Miguel comienza a llorar mientras golpea la tumba despellejando sus nudillos.
— ya había comprado la casa que tanto te gustaba, todos los días pensaba en el nombre del hijo que llevabas en tu vientre. ¡Maldito destino! ¡Por qué no me llevas a mí también! ¡Yo debí tomar su lugar en aquel accidente!
Dio algunos pasos atrás mientras se tocaba el pecho y respiraba con dificultad. Las rodillas cedieron al igual que sus manos quedando en una extraña posición frente a la tumba de su amada.
— daría lo que fuera por volverte a ver.
El susurro llego a mi oído guiado por la brisa.
— pagaste con tu vida, un precio justo para cumplir cualquier deseo.
Dije, cerrando unos ojos sin vida.
Un corazón dañado no puede cumplir su labor fisiológica, era increíble como aquel órgano resistiese tanto tiempo, merecía descansar una eternidad.

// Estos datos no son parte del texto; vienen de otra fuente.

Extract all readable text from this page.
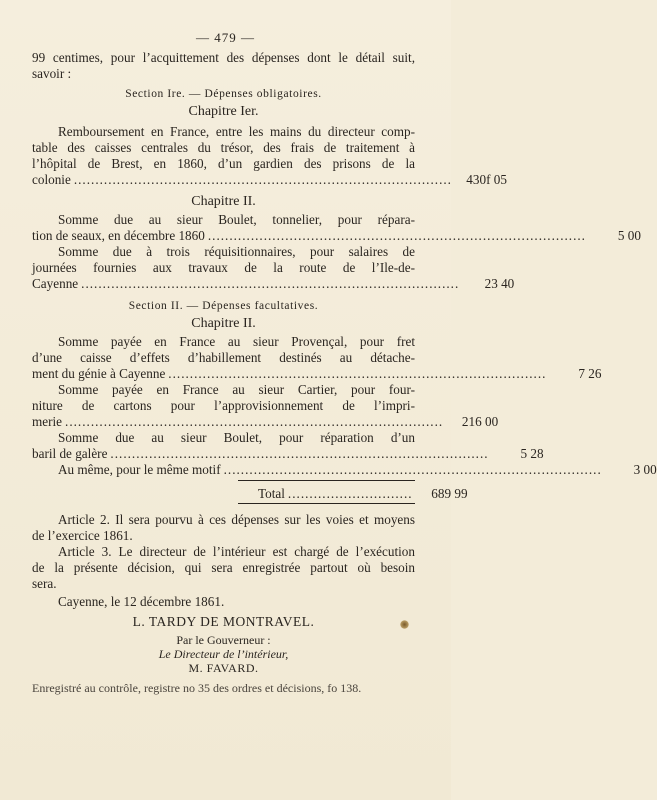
— 479 —
99 centimes, pour l’acquittement des dépenses dont le détail suit,
savoir :
Section Ire. — Dépenses obligatoires.
Chapitre Ier.
Remboursement en France, entre les mains du directeur comp-
table des caisses centrales du trésor, des frais de traitement à
l’hôpital de Brest, en 1860, d’un gardien des prisons de la
colonie ........................................................................................	430f 05
Chapitre II.
Somme due au sieur Boulet, tonnelier, pour répara-
tion de seaux, en décembre 1860 ........................................................................................	5 00
Somme due à trois réquisitionnaires, pour salaires de
journées fournies aux travaux de la route de l’Ile-de-
Cayenne ........................................................................................	23 40
Section II. — Dépenses facultatives.
Chapitre II.
Somme payée en France au sieur Provençal, pour fret
d’une caisse d’effets d’habillement destinés au détache-
ment du génie à Cayenne ........................................................................................	7 26
Somme payée en France au sieur Cartier, pour four-
niture de cartons pour l’approvisionnement de l’impri-
merie ........................................................................................	216 00
Somme due au sieur Boulet, pour réparation d’un
baril de galère ........................................................................................	5 28
Au même, pour le même motif ........................................................................................	3 00
Total .............................	689 99
Article 2. Il sera pourvu à ces dépenses sur les voies et moyens
de l’exercice 1861.
Article 3. Le directeur de l’intérieur est chargé de l’exécution
de la présente décision, qui sera enregistrée partout où besoin
sera.
Cayenne, le 12 décembre 1861.
L. TARDY DE MONTRAVEL.
Par le Gouverneur :
Le Directeur de l’intérieur,
M. FAVARD.
Enregistré au contrôle, registre no 35 des ordres et décisions, fo 138.
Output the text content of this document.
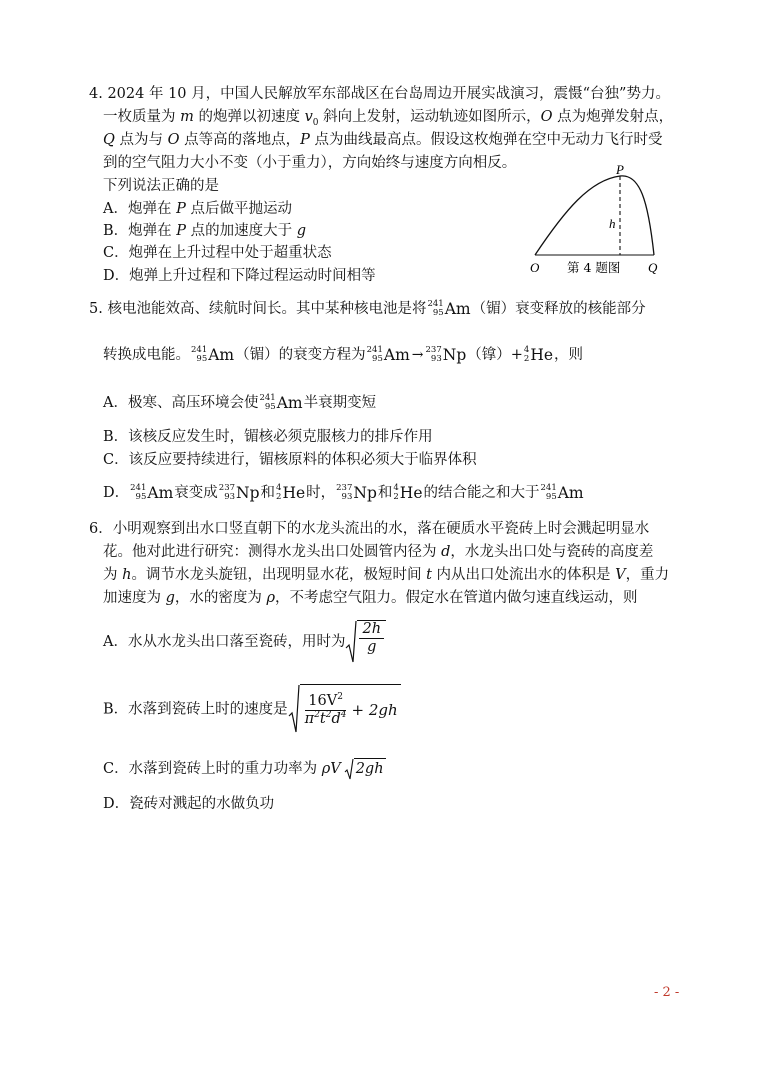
4. 2024 年 10 月，中国人民解放军东部战区在台岛周边开展实战演习，震慑“台独”势力。
一枚质量为 m 的炮弹以初速度 $v_0$ 斜向上发射，运动轨迹如图所示，O 点为炮弹发射点，
Q 点为与 O 点等高的落地点，P 点为曲线最高点。假设这枚炮弹在空中无动力飞行时受
到的空气阻力大小不变（小于重力），方向始终与速度方向相反。
下列说法正确的是
A．炮弹在 P 点后做平抛运动
B．炮弹在 P 点的加速度大于 g
C．炮弹在上升过程中处于超重状态
D．炮弹上升过程和下降过程运动时间相等
P
h
O	Q
第 4 题图
5. 核电池能效高、续航时间长。其中某种核电池是将 241
95 Am （镅）衰变释放的核能部分
转换成电能。 241
95 Am （镅）的衰变方程为 241
95 Am → 237
93 Np （镎）+ 4
2 He ，则
A．极寒、高压环境会使 241
95 Am 半衰期变短
B．该核反应发生时，镅核必须克服核力的排斥作用
C．该反应要持续进行，镅核原料的体积必须大于临界体积
D． 241
95 Am 衰变成 237
93 Np 和 4
2 He 时， 237
93 Np 和 4
2 He 的结合能之和大于 241
95 Am
6．小明观察到出水口竖直朝下的水龙头流出的水，落在硬质水平瓷砖上时会溅起明显水
花。他对此进行研究：测得水龙头出口处圆管内径为 d，水龙头出口处与瓷砖的高度差
为 h。调节水龙头旋钮，出现明显水花，极短时间 t 内从出口处流出水的体积是 V，重力
加速度为 g，水的密度为 ρ，不考虑空气阻力。假定水在管道内做匀速直线运动，则
A．水从水龙头出口落至瓷砖，用时为 $\frac{2h}{g}$
B．水落到瓷砖上时的速度是 $\frac{16V^2}{\pi^2t^2d^4} + 2gh$
C．水落到瓷砖上时的重力功率为 ρV 2gh
D．瓷砖对溅起的水做负功
- 2 -
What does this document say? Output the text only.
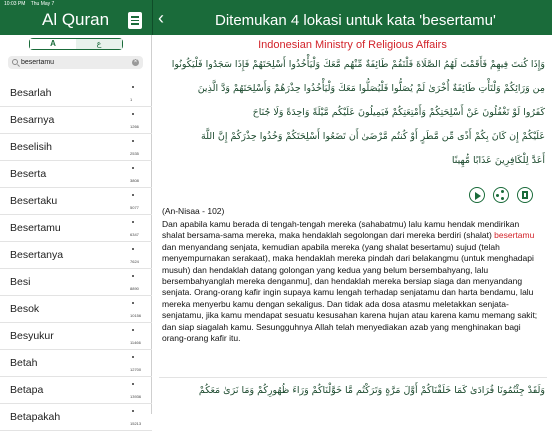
10:03 PM Thu May 7
Al Quran	‹	Ditemukan 4 lokasi untuk kata 'besertamu'
A	ع
besertamu
×
Besarlah
1
Besarnya
1266
Beselisih
2535
Beserta
3808
Besertaku
5077
Besertamu
6347
Besertanya
7624
Besi
8890
Besok
10156
Besyukur
11466
Betah
12700
Betapa
13936
Betapakah
15213
Indonesian Ministry of Religious Affairs
وَإِذَا كُنتَ فِيهِمْ فَأَقَمْتَ لَهُمُ الصَّلَاةَ فَلْتَقُمْ طَائِفَةٌ مِّنْهُم مَّعَكَ وَلْيَأْخُذُوا أَسْلِحَتَهُمْ فَإِذَا سَجَدُوا فَلْيَكُونُوا
مِن وَرَائِكُمْ وَلْتَأْتِ طَائِفَةٌ أُخْرَىٰ لَمْ يُصَلُّوا فَلْيُصَلُّوا مَعَكَ وَلْيَأْخُذُوا حِذْرَهُمْ وَأَسْلِحَتَهُمْ وَدَّ الَّذِينَ
كَفَرُوا لَوْ تَغْفُلُونَ عَنْ أَسْلِحَتِكُمْ وَأَمْتِعَتِكُمْ فَيَمِيلُونَ عَلَيْكُم مَّيْلَةً وَاحِدَةً وَلَا جُنَاحَ
عَلَيْكُمْ إِن كَانَ بِكُمْ أَذًى مِّن مَّطَرٍ أَوْ كُنتُم مَّرْضَىٰ أَن تَضَعُوا أَسْلِحَتَكُمْ وَخُذُوا حِذْرَكُمْ إِنَّ اللَّهَ
أَعَدَّ لِلْكَافِرِينَ عَذَابًا مُّهِينًا
(An-Nisaa - 102)
Dan apabila kamu berada di tengah-tengah mereka (sahabatmu) lalu kamu hendak mendirikan shalat bersama-sama mereka, maka hendaklah segolongan dari mereka berdiri (shalat) besertamu dan menyandang senjata, kemudian apabila mereka (yang shalat besertamu) sujud (telah menyempurnakan serakaat), maka hendaklah mereka pindah dari belakangmu (untuk menghadapi musuh) dan hendaklah datang golongan yang kedua yang belum bersembahyang, lalu bersembahyanglah mereka denganmu], dan hendaklah mereka bersiap siaga dan menyandang senjata. Orang-orang kafir ingin supaya kamu lengah terhadap senjatamu dan harta bendamu, lalu mereka menyerbu kamu dengan sekaligus. Dan tidak ada dosa atasmu meletakkan senjata-senjatamu, jika kamu mendapat sesuatu kesusahan karena hujan atau karena kamu memang sakit; dan siap siagalah kamu. Sesungguhnya Allah telah menyediakan azab yang menghinakan bagi orang-orang kafir itu.
وَلَقَدْ جِئْتُمُونَا فُرَادَىٰ كَمَا خَلَقْنَاكُمْ أَوَّلَ مَرَّةٍ وَتَرَكْتُم مَّا خَوَّلْنَاكُمْ وَرَاءَ ظُهُورِكُمْ وَمَا نَرَىٰ مَعَكُمْ
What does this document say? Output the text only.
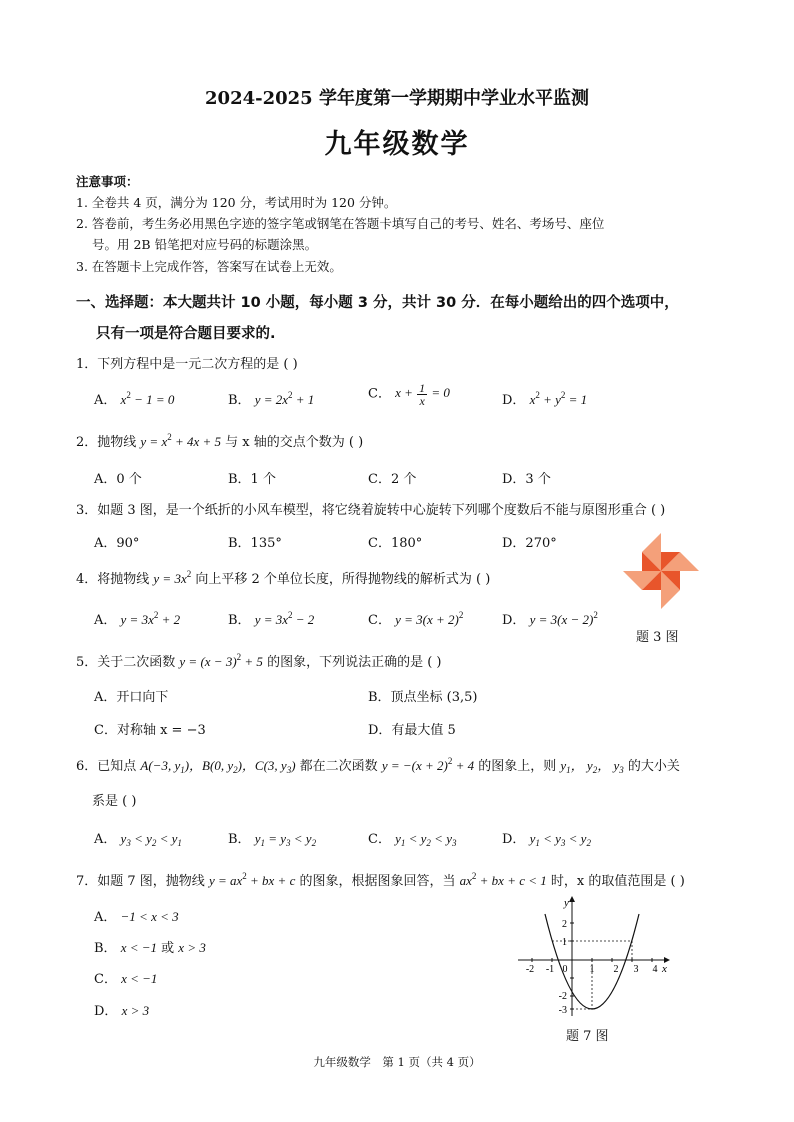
2024-2025 学年度第一学期期中学业水平监测
九年级数学
注意事项：
1. 全卷共 4 页，满分为 120 分，考试用时为 120 分钟。
2. 答卷前，考生务必用黑色字迹的签字笔或钢笔在答题卡填写自己的考号、姓名、考场号、座位
号。用 2B 铅笔把对应号码的标题涂黑。
3. 在答题卡上完成作答，答案写在试卷上无效。
一、选择题：本大题共计 10 小题，每小题 3 分，共计 30 分．在每小题给出的四个选项中，
只有一项是符合题目要求的.
1．下列方程中是一元二次方程的是 ( )
A． $x^2 - 1 = 0$	B． $y = 2x^2 + 1$	C． $x + \frac{1}{x} = 0$
D． $x^2 + y^2 = 1$
2．抛物线 $y = x^2 + 4x + 5$ 与 x 轴的交点个数为 ( )
A．0 个	B．1 个	C．2 个	D．3 个
3．如题 3 图，是一个纸折的小风车模型，将它绕着旋转中心旋转下列哪个度数后不能与原图形重合 ( )
A．90°	B．135°	C．180°	D．270°
题 3 图
4．将抛物线 $y = 3x^2$ 向上平移 2 个单位长度，所得抛物线的解析式为 ( )
A． $y = 3x^2 + 2$	B． $y = 3x^2 - 2$	C． $y = 3(x + 2)^2$	D． $y = 3(x - 2)^2$
5．关于二次函数 $y = (x - 3)^2 + 5$ 的图象，下列说法正确的是 ( )
A．开口向下	B．顶点坐标 (3,5)
C．对称轴 x = −3	D．有最大值 5
6．已知点 A(−3, $y_1$)，B(0, $y_2$)，C(3, $y_3$) 都在二次函数 $y = -(x + 2)^2 + 4$ 的图象上，则 $y_1$， $y_2$， $y_3$ 的大小关
系是 ( )
A． $y_3 < y_2 < y_1$	B． $y_1 = y_3 < y_2$	C． $y_1 < y_2 < y_3$	D． $y_1 < y_3 < y_2$
7．如题 7 图，抛物线 $y = ax^2$ + bx + c 的图象，根据图象回答，当 $ax^2$ + bx + c < 1 时，x 的取值范围是 ( )
A． −1 < x < 3
B． x < −1 或 x > 3
C． x < −1
D． x > 3
-2 -1 0 1 2 3 4 x
y
2
1
-2
-3
题 7 图
九年级数学　第 1 页（共 4 页）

De la camisa cayo una billetera. En su interior reposaban algunos billetes junto a un permiso de conducir. Otra vez no me equivocaba en el nombre.
Limpie del polvo la foto antes de guardarla en la billetera y depositarla en el bolsillo de la camisa de Miguel, junto a su corazón donde debía permanecer, el aún continuaba arrodillado, con un gesto de felicidad.